For the trip Mr. Steinbeck wanted a three-quarter-ton truck, and on it a footling firm congenital similar the motel of a minor gunkhole. He tells in delightful item of the cabin and of the viands and equipment with which information technology was stocked. "I had to go alone and I had to be self-contained, a kind of coincidental turtle carrying his business firm on his back." For companionship he took with him Charley, a middle-aged French poodle, and Charley, equally we come to know him, is one of the virtually civilized and attractive dogs in literature. They gear up off together in Rocinante, every bit the truck is called, in the early fall, and they collection north through Connecticut and on to Deerfield, where the author stopped to say good-bye to his teen-age son, i of "2 hundred teen-age prisoners of education simply settling downward to serve their winter sentence." The boys of Eaglebrook came down to visit the truck, and "they looked courteous curses at me because I could go on and they could not." This was the outcome that he and the little cabin were to have on hundreds of casual visitors. "Lord, I wish I could go with you!" was what they said or thought. And on he goes through the blazing leafage into Maine, pausing at Deer Isle, commenting on why he prefers climate to weather and wondering how a State-of-Mainer could ever find contentment in the sameness of Florida. And so, at our most northerly edge, he turns west, and camping now on a knoll, now beside a trout brook, now in his homo-made loneliness in the drumming rain, he and Charley find their style back to the understanding of this monster land.

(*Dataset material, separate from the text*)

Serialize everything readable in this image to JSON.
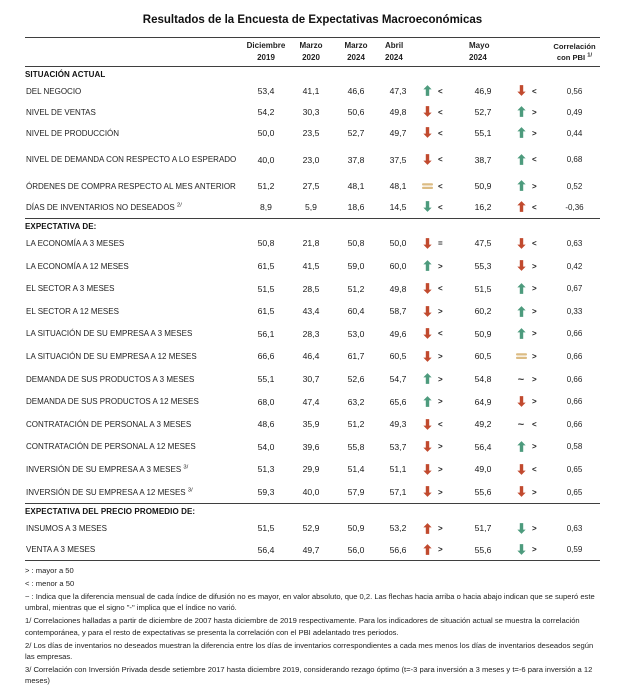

This is a book to exist read slowly for its savour, and 1 which, similar Thoreau, will be quoted and measured by our own feel. It holds such happy passages as his love for Montana, his rediscovery of San Francisco, and his surprising new impressions of the Middle Due west; it holds such horror as he witnessed in the rancid race demonstrations in New Orleans. And as all good journeys must, this 1 suddenly went apartment equally he was returning through Virginia. Thereafter, his ane desire was to get home, and when a policeman forbade him to bulldoze through the Kingdom of the netherlands Tunnel with so much butane in the cabin, all the novelist could say was, "But I want to get home. How am I going to become home?" Incidentally, in his passage of over x,000 miles through xxx-eight states, he was not recognized fifty-fifty once.


Copyright © 1962 by Edward Weeks. All rights reserved.
The Atlantic Monthly; Baronial, 1962; Seeing Our Country Close; Volume 210, No. 2; pages 137-138.